As per eSentire, the simplest way to identify a fake job offer is to look at the file name and file type that’s been sent across to you. A message containing a job offer in a “Zip” file format can be the first signal.
The research team then suggests looking at the file name and states that the “LinkedIn member’s job is listed as Senior Account Executive—International Freight the malicious zip file would be titled Senior Account Executive—International Freight position (note the “position” added to the end).”
Hence, the word “position” at the end is the biggest giveaway that this file could be a harmful trojan and need to be done away with.
What happens if someone opens it?
According to the Threat Response Unit of eSentire, a leading cybersecurity solutions provider, hackers are sending fake job offers in a zip format to job seekers.

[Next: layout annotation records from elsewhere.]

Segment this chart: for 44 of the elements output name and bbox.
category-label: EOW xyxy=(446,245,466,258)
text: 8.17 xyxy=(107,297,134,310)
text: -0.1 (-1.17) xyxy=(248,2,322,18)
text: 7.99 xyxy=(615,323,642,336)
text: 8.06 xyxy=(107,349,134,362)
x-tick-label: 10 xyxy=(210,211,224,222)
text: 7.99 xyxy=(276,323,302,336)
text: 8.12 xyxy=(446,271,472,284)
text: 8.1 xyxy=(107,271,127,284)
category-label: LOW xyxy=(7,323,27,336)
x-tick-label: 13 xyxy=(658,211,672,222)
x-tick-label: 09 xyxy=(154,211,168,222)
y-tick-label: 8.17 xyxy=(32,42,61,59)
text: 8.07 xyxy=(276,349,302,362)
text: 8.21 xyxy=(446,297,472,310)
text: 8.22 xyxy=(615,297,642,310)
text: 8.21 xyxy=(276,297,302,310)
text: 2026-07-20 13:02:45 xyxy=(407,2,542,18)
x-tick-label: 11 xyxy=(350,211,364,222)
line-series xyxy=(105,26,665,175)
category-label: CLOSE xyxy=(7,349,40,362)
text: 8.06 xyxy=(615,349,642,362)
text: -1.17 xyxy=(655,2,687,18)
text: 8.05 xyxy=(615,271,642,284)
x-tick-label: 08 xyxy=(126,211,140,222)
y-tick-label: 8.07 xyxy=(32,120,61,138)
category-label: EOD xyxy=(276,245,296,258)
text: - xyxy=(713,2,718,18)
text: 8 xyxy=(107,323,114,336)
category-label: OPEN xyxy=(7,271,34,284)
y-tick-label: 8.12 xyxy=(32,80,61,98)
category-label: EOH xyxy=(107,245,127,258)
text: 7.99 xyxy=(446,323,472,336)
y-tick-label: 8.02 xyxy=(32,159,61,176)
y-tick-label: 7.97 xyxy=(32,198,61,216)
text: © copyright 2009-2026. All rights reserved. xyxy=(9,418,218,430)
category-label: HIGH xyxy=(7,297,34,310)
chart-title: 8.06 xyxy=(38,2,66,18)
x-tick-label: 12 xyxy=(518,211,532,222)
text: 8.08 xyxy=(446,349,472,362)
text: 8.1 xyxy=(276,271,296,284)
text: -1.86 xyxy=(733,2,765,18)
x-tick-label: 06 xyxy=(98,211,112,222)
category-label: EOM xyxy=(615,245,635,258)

This compressed file contains automatically installable stealthy trojans called “more eggs” that get installed as soon as the file is unzipped, offering unrestricted access of users’ devices to the scammers.
Once these hackers get access to the device, it offers a backdoor to the scam artists to install malware of their choice including Ransomware, credential stealers, banking malware or even simply to steal user data silently.
What makes this attack lethal is the fact that this malware runs in a stealth mode and uses normal Windows processes to run hence there are chances that the anti-virus program on your computer might not even pick it.
The best way to avoid this attack is to be watchful of the files that you download on your computer. Make sure it has come from an authentic source and in case it’s a zip file, be extra cautious of the obvious hints like the name etc. In regular scenarios, you’re not going to receive a job offer for a position that you’ve never applied for.